TORRE ANNUNZIATA. C’è un aspetto, che inquieta e traspare, dietro le nove pagine di sentenza scritte il 17 febbraio scorso dal gup di Napoli Roberta Zinno, per seppellire con cinque secoli di carcere la holding della droga gestita dal clan Falanga di Torre del Greco: l’asse solido costruito dalla cosca della città del corallo con esponenti criminali della vicina Torre Annunziata. Ad agevolare anche al confine il business milionario dello spaccio, svelato dalla maxi-inchiesta “Free-Tower”, erano soprattutto gli oplontini Luigi e Salvatore Monaco (in foto), i fratelli “tittone”, oltre al giovane Angelo Amoretti (27 anni). Tutti condannati, con pene dai 9 anni ai 14 anni e 4 mesi di reclusione. Tutti, con compiti e ruoli ben precisi, erano inseriti in un meccanismo quasi perfetto, che consentiva ai Falanga di smerciare hashish, cocaina e marijuana fino ai comuni di Napoli, Massa di Somma, Procida ed alla provincia di Salerno.

Al vertice dell'organizzazione, secondo l’indagine, c’era il boss Domenico “Mimì” Falanga, oggi collaboratore di giustizia, che dal carcere di Rossano impartiva le “dritte” da seguire per stringere accordi con esponenti dei clan attivi nelle zone limitrofe. “Chiaramente - riferì Falanga agli inquirenti in un interrogatorio dell'agosto 2013 - sapevo che Torre Annunziata era un ottimo canale di approvvigionamento”

“Mimì a’ zagaglia”, figlio dello storico capo-clan della camorra di Torre del Greco, aveva un altro obiettivo, più ambizioso. Creare il contatto giusto, direttamente dalla sua cella in Calabria, anche con i Gionta di via Bertone: “volevo organizzare che nel corso dei colloqui si potevano incontrare sia i familiari di Gionta sia Pompeo (Aniello, suo fiduciario, anch’egli condannato in continuazione ad 11 anni e due mesi di carcere) che veniva a fare il colloquio con me e così io avrei creato il contatto” dichiarò sempre Falanga nel corso del medesimo interrogatorio. Il piano saltò. Domenico “Mimì” Falanga, alla fine, dovette arrendersi: "non sono mai riuscito a combinare quell'incontro".

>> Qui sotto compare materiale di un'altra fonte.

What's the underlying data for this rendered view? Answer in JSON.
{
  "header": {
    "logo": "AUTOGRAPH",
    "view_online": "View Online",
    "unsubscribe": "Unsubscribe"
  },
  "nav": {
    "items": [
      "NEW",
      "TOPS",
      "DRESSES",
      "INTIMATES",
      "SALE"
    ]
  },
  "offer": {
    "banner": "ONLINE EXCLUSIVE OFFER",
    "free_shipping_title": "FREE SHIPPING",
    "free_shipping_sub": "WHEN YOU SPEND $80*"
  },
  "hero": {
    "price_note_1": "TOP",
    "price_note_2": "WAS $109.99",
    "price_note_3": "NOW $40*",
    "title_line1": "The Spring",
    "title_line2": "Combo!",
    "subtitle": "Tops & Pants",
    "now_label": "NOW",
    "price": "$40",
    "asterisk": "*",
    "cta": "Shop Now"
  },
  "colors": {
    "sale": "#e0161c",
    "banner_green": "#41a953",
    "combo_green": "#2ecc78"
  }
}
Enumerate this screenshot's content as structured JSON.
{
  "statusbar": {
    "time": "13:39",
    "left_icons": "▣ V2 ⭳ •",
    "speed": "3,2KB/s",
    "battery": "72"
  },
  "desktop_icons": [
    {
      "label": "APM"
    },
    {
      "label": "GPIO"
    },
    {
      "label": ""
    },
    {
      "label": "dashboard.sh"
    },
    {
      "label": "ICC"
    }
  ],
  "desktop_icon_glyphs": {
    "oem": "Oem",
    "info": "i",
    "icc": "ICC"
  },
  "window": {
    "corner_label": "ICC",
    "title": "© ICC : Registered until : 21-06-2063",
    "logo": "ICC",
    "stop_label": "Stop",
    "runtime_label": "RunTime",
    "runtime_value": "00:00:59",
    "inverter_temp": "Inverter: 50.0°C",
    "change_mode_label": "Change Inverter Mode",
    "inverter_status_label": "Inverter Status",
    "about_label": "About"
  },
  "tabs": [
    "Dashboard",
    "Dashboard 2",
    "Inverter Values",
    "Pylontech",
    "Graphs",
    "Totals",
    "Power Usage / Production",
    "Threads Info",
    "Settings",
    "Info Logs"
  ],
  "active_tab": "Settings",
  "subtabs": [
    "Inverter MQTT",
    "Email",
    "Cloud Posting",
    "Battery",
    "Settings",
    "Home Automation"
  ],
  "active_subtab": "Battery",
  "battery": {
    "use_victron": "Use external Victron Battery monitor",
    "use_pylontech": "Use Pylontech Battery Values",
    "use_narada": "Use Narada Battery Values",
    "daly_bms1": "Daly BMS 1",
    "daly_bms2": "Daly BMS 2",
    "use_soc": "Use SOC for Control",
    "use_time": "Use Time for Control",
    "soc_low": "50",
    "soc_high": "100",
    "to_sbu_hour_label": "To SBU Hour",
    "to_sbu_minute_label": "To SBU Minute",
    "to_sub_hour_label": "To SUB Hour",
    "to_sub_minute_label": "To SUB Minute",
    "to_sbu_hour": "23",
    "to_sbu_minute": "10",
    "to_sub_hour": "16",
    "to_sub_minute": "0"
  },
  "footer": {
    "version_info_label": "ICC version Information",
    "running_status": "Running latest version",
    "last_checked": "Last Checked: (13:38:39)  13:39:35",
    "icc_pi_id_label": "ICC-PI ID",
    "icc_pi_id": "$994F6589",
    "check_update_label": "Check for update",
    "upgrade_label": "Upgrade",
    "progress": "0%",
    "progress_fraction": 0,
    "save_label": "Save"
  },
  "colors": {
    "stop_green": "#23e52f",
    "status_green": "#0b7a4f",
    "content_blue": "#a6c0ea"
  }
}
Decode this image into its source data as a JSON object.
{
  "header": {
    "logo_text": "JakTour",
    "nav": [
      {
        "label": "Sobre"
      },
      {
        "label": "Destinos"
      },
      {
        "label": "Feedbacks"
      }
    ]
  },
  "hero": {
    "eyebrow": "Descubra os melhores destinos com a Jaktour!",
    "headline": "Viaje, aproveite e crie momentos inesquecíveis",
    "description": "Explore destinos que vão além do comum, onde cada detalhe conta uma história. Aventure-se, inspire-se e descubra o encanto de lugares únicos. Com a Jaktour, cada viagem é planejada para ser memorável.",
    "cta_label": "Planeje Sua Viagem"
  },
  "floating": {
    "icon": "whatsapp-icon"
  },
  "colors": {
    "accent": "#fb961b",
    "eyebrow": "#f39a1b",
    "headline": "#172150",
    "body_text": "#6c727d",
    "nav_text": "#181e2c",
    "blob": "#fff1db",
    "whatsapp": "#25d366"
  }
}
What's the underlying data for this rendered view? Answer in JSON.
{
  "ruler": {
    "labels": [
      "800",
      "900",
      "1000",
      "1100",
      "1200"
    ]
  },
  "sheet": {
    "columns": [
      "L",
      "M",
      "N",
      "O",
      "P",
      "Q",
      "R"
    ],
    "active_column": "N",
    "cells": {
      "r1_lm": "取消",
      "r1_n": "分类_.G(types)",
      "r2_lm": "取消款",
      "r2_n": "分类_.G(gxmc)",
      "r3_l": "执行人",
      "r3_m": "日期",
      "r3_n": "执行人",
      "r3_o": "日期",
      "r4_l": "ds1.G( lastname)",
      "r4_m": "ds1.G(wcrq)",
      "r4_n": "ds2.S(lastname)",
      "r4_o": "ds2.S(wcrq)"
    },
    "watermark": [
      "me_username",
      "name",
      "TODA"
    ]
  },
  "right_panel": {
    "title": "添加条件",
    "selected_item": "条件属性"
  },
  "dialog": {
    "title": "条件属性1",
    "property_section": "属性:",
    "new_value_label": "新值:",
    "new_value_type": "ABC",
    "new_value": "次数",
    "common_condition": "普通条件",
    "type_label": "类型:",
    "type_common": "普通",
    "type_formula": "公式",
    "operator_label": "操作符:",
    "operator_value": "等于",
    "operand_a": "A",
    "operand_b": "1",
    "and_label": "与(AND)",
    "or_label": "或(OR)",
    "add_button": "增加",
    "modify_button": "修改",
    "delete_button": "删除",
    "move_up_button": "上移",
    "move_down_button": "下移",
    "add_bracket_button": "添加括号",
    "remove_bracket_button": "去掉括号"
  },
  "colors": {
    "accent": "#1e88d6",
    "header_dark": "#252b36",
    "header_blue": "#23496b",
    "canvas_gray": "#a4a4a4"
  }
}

IL RUOLO DEI MONACO. Luigi e Salvatore Monaco (di 42 e 33 anni), i fratelli “tittone” di Torre Annunziata, invece rifornivano stabilmente di cocaina il clan Falanga con trattative per l’acquisto all’ingrosso condotte nel "palazzo di famiglia”. Il “contatto” tra il gruppo di Torre Annunziata ed il clan corallino era rappresentato da Michele “Fransuà”, 31 anni, appartenente alla famiglia camorristica dei Chierchia, che ha incassato una condanna a 7 anni.

Il carisma criminale dei “tittone”, soprattutto del più piccolo dei due fratelli, Salvatore, era noto anche ad Aniello Pompeo. Per questo i familiari dell’ex re dello spaccio di Torre del Greco trattavano con i Monaco-Chierchia. L’organizzazione seguiva uno schema classico: conclusa la trattativa con i vertici, secondo la volontà di “Mimì” Falanga, lo stupefacente veniva consegnato agli emissari di Torre del Greco da corrieri di fiducia dei “tittone”. L’appuntamento era all’esterno della stazione “Circumvesuviana” di Trecase.  

IL RUOLO DI AMORETTI. Angelo Amoretti, alias “chiappetella”, il più giovane del gruppo di Torre Annunziata, è stato incastrato dalle dichiarazioni dei collaboratori di giustizia Domenico Vitiello, Barbara e Rosa Pompeo, le “sorelline” di Aniello. Dichiarazioni per le quali il 27enne oplontino, ora ai domiciliari a Siena, era tra i “vettori della coca, da consegnare agli emissari del clan fuori alla stazione”.

Per il pm della dda di Napoli, Maria Di Mauro, Amoretti era “l’uomo di fiducia dei Monaco”, così come Giuseppe Oligo “cacaglio”. Il ruolo assegnato a “chiappetella” era fondamentale per il corretto funzionamento del business: i fratelli Monaco restavano così a casa per trattare il prezzo della droga. Chi correva più rischi era proprio Angelo Amoretti: il giovane fiduciario, che trasportava cocaina alla “Circum” di Trecase.